I drive around sometimes just for the fun of it. Tonight was one of those nights, with all the windows down in my car and my wet hair drying in the wind, my music up high – “start a fire in my soul.” There’s a fire in my soul when the night is warm and the moon is a massive golden crater kissing the stars in the sky. When it matches the street lights blinking around me. I know what I have to do tomorrow, but right now the moment is forever and I feel free.
It’s times like those that I want to do something crazy. I want to never say that I am ordinary.

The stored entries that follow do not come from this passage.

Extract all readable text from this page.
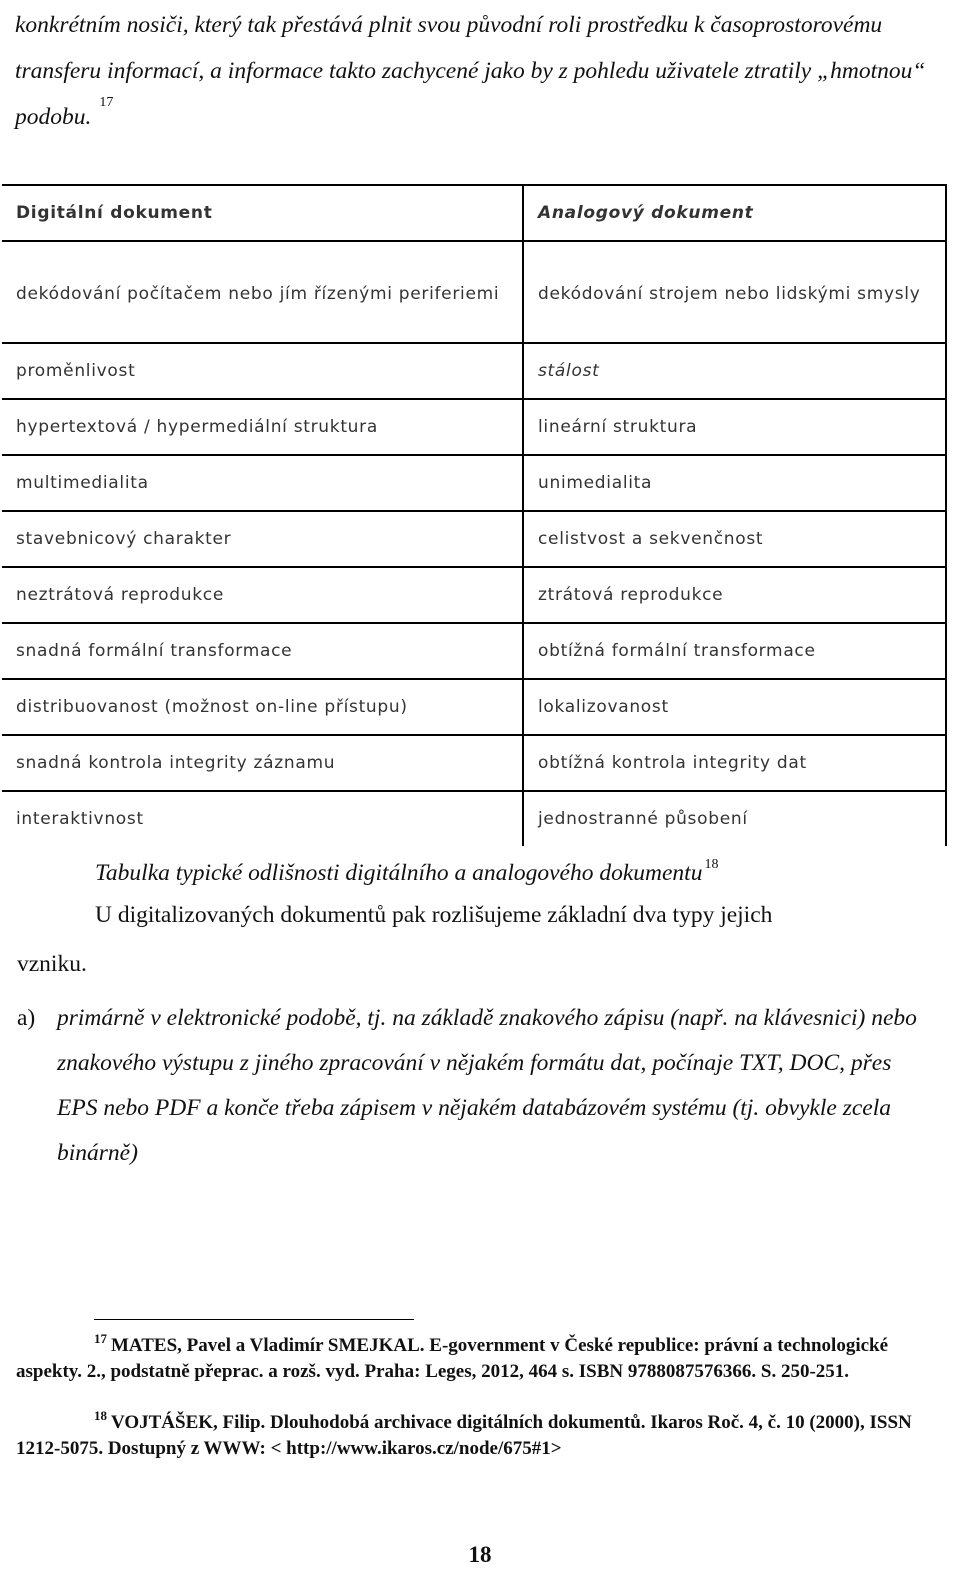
konkrétním nosiči, který tak přestává plnit svou původní roli prostředku k časoprostorovému transferu informací, a informace takto zachycené jako by z pohledu uživatele ztratily „hmotnou“ podobu.$^{17}$

Digitální dokument	Analogový dokument
dekódování počítačem nebo jím řízenými periferiemi	dekódování strojem nebo lidskými smysly
proměnlivost	stálost
hypertextová / hypermediální struktura	lineární struktura
multimedialita	unimedialita
stavebnicový charakter	celistvost a sekvenčnost
neztrátová reprodukce	ztrátová reprodukce
snadná formální transformace	obtížná formální transformace
distribuovanost (možnost on-line přístupu)	lokalizovanost
snadná kontrola integrity záznamu	obtížná kontrola integrity dat
interaktivnost	jednostranné působení

Tabulka typické odlišnosti digitálního a analogového dokumentu $^{18}$

U digitalizovaných dokumentů pak rozlišujeme základní dva typy jejich

vzniku.

a) primárně v elektronické podobě, tj. na základě znakového zápisu (např. na klávesnici) nebo znakového výstupu z jiného zpracování v nějakém formátu dat, počínaje TXT, DOC, přes EPS nebo PDF a konče třeba zápisem v nějakém databázovém systému (tj. obvykle zcela binárně)

$^{17}$ MATES, Pavel a Vladimír SMEJKAL. E-government v České republice: právní a technologické aspekty. 2., podstatně přeprac. a rozš. vyd. Praha: Leges, 2012, 464 s. ISBN 9788087576366. S. 250-251.

$^{18}$ VOJTÁŠEK, Filip. Dlouhodobá archivace digitálních dokumentů. Ikaros Roč. 4, č. 10 (2000), ISSN 1212-5075. Dostupný z WWW: < http://www.ikaros.cz/node/675#1>

18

I want to damn the consequence and call him on the phone and drive around the darkening streets with my windows down and laugh and thank God for a life that can be so spontaneous and special that it takes my breath away, that I’m simply driving down a road because I can. I can. I want to share it with him but I’m am terrified of the potential I can feel on this kinetic night, scared to squeeze every last drop of possibility from the velvet sky because it feels so wonderful just to float in it and think of the what-ifs.
So for now I will leave it at the what ifs and what if we held hands and walked down moonlit brick paths in the heavy dark air and were anything but ordinary, drove until we were lost and sat on the hood of my rusty car while staring up at heaven and wondering how anything could possibly be better up there, but knowing that it is.
Smiling smiles and dancing dances that let us know we are not alone in this tiny world where streets that we see every day are magic depending on who you’re not alone on them with.
I am always reaching for the stars with stars in my eyes, hoping I never reach them and hoping I will.